Entendemos que la intervención debe englobarse en el marco general de la Prevención de Recaídas, teniendo como objetivos: a) la modificación de las actitudes hacia el consumo y sus efectos, a través de la abstinencia y; b) establecimiento de un proyecto global de cambio en el estilo de vida del sujeto, facilitando los mecanismos y habilidades personales necesarias para que se produzca ese cambio.

Las conductas adictivas son hábitos adquiridos que nos mantienen en la “Zona de Confort de la Adicción” incluso estando abstinentes, pero que pueden ser modificados mediante la adquisición de nuevos aprendizajes.

Abandonar esa Zona de Confort significa ir construyendo una buena recuperación y rehabilitación. 

Cada uno de nosotros tiene su propia “zona de confort”, un concepto que no se limita a un lugar real sino que más bien es un constructo psicológico que define nuestra rutina en la vida cotidiana.

La zona de confort puede ser el salón donde preferimos quedarnos en vez de salir a explorar el mundo o el trabajo en el que llevamos más de 10 años. Pero también es nuestra manera de responder ante una crítica, la forma de enfrentar las oportunidades que encierran riesgos e incluso la manera de relacionarnos con los demás.

El concepto de zona de confort se refiere a un estado psicológico en el que nos sentimos seguros y no experimentamos ansiedad ni miedo.
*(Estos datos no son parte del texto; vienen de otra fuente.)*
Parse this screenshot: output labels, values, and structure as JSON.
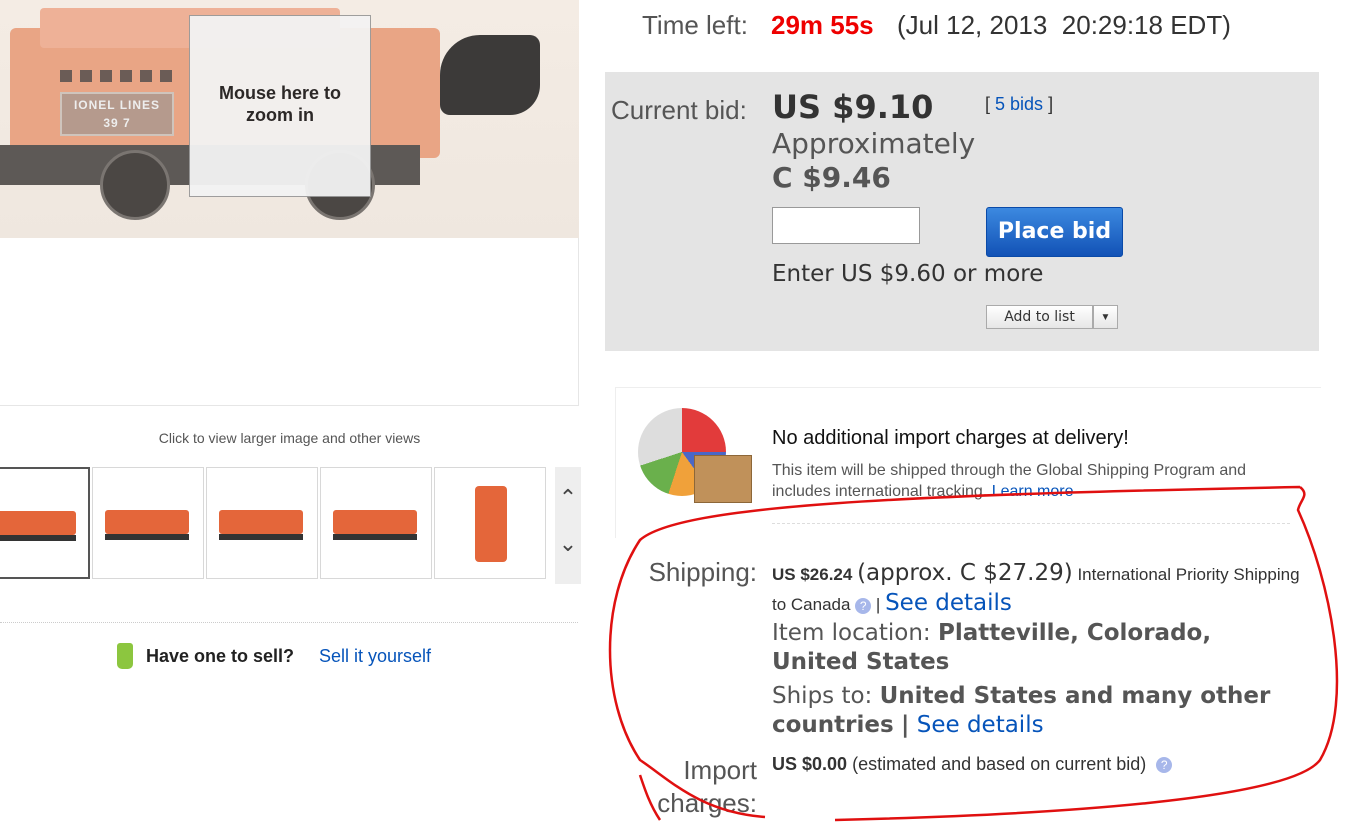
{
  "image_viewer": {
    "zoom_hint": "Mouse here to zoom in",
    "plate_text": "IONEL LINES",
    "plate_number": "39 7",
    "caption": "Click to view larger image and other views",
    "thumbnails": [
      {
        "label": "thumbnail 1"
      },
      {
        "label": "thumbnail 2"
      },
      {
        "label": "thumbnail 3"
      },
      {
        "label": "thumbnail 4"
      },
      {
        "label": "thumbnail 5"
      }
    ],
    "scroll_up_icon": "chevron-up-icon",
    "scroll_down_icon": "chevron-down-icon"
  },
  "sell": {
    "icon": "price-tag-icon",
    "label": "Have one to sell?",
    "link": "Sell it yourself"
  },
  "auction": {
    "time_label": "Time left:",
    "time_left": "29m 55s",
    "end_time": "(Jul 12, 2013  20:29:18 EDT)",
    "current_bid_label": "Current bid:",
    "current_bid": "US $9.10",
    "bid_count": "5 bids",
    "approx_label": "Approximately",
    "approx_amount": "C $9.46",
    "bid_input_value": "",
    "place_bid": "Place bid",
    "bid_hint": "Enter US $9.60 or more",
    "add_to_list": "Add to list"
  },
  "global_shipping": {
    "icon": "globe-package-icon",
    "title": "No additional import charges at delivery!",
    "text": "This item will be shipped through the Global Shipping Program and includes international tracking.",
    "learn_more": "Learn more"
  },
  "shipping": {
    "label": "Shipping:",
    "cost": "US $26.24",
    "approx": "(approx. C $27.29)",
    "service": "International Priority Shipping to Canada",
    "see_details": "See details",
    "location_label": "Item location:",
    "location": "Platteville, Colorado, United States",
    "ships_to_label": "Ships to:",
    "ships_to": "United States and many other countries",
    "ships_to_separator": "|",
    "see_details_2": "See details"
  },
  "import": {
    "label": "Import charges:",
    "amount": "US $0.00",
    "note": "(estimated and based on current bid)"
  },
  "colors": {
    "time_left": "#ee0000",
    "link": "#0654ba",
    "place_bid_button": "#1a5fc4",
    "annotation_circle": "#e01010"
  }
}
Es un “espacio” que conocemos de principio a fin y en el que lo controlamos casi todo.

En las Adicciones, los hábitos que se siguen con asiduidad desde la época de consumo y durante los primeros meses de abstinencia, son los que nos permiten construir esa zona de confort ya que sabemos exactamente qué podemos esperar de cada situación, aunque lo que conseguimos de ellas no sea beneficioso para nosotros, no obstante nos dan la falsa percepción de tenerlo todo bajo control.
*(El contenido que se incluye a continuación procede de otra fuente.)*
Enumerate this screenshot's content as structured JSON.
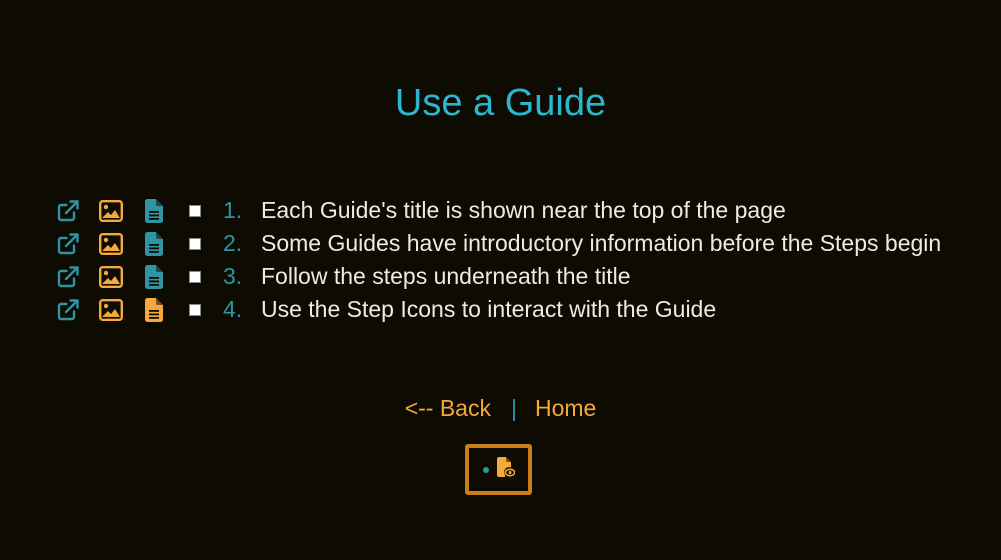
{
  "page": {
    "title": "Use a Guide"
  },
  "colors": {
    "background": "#0d0b02",
    "title": "#2bb7cf",
    "teal": "#2f95a4",
    "orange": "#f5a93a",
    "badge_border": "#c8811a",
    "step_text": "#ecebe6"
  },
  "steps": [
    {
      "number": "1.",
      "text": "Each Guide's title is shown near the top of the page",
      "doc_icon_color": "teal"
    },
    {
      "number": "2.",
      "text": "Some Guides have introductory information before the Steps begin",
      "doc_icon_color": "teal"
    },
    {
      "number": "3.",
      "text": "Follow the steps underneath the title",
      "doc_icon_color": "teal"
    },
    {
      "number": "4.",
      "text": "Use the Step Icons to interact with the Guide",
      "doc_icon_color": "orange"
    }
  ],
  "step_icons": {
    "link": "external-link-icon",
    "image": "image-icon",
    "document": "document-icon"
  },
  "nav": {
    "back_label": "<-- Back",
    "separator": "|",
    "home_label": "Home"
  },
  "badge": {
    "icon": "file-view-icon"
  }
}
Para mantenernos dentro de la zona de confort debemos evitar los “riesgos” y la incertidumbre, lo cual significa que adoptamos una actitud pasiva ante la vida.

Dado que la zona de confort es un espacio que se construye lentamente a lo largo de los años, muchas veces no nos damos cuenta de que estamos atrapados en su interior. Estamos tan acostumbrados a nuestros hábitos y estilo de vida que no nos damos cuenta de cómo limitan nuestras posibilidades de rehabilitarnos, ya que el secreto de esta recuperación es, precisamente, el cambio global en el estilo de vida.

 Algunas consecuencias que se pueden sufrir al mantenerse en la zona de confort son:

- No aprender a gestionar las emociones que pueden surgir en momentos inesperados (proposiciones de consumo, encuentros con antiguos “amigos”…)

- Sentirse profundamente desmotivado, sin nuevos proyectos, lo que multiplica el riesgo de recaída (estados emocionales negativos que conducen a pensamientos erróneos o distorsionados)

- No abrirse a nuevas ideas, manteniendo las mismas que ya existían en la etapa de consumo y que pueden conducir a un consumo.

- Miedo a asumir riesgos, por lo que se deja pasar las buenas oportunidades.

- Sentirse aislado y comienzar a pensar que todo carece de sentido ya que no se encuentra nada estimulante en la rutina cotidiana.

- No aprender nada nuevo que pueda aportar un toque diferente a la vida porque sientes que estás bien así, aunque en el fondo experimentas un gran vacío, como si necesitaras algo más.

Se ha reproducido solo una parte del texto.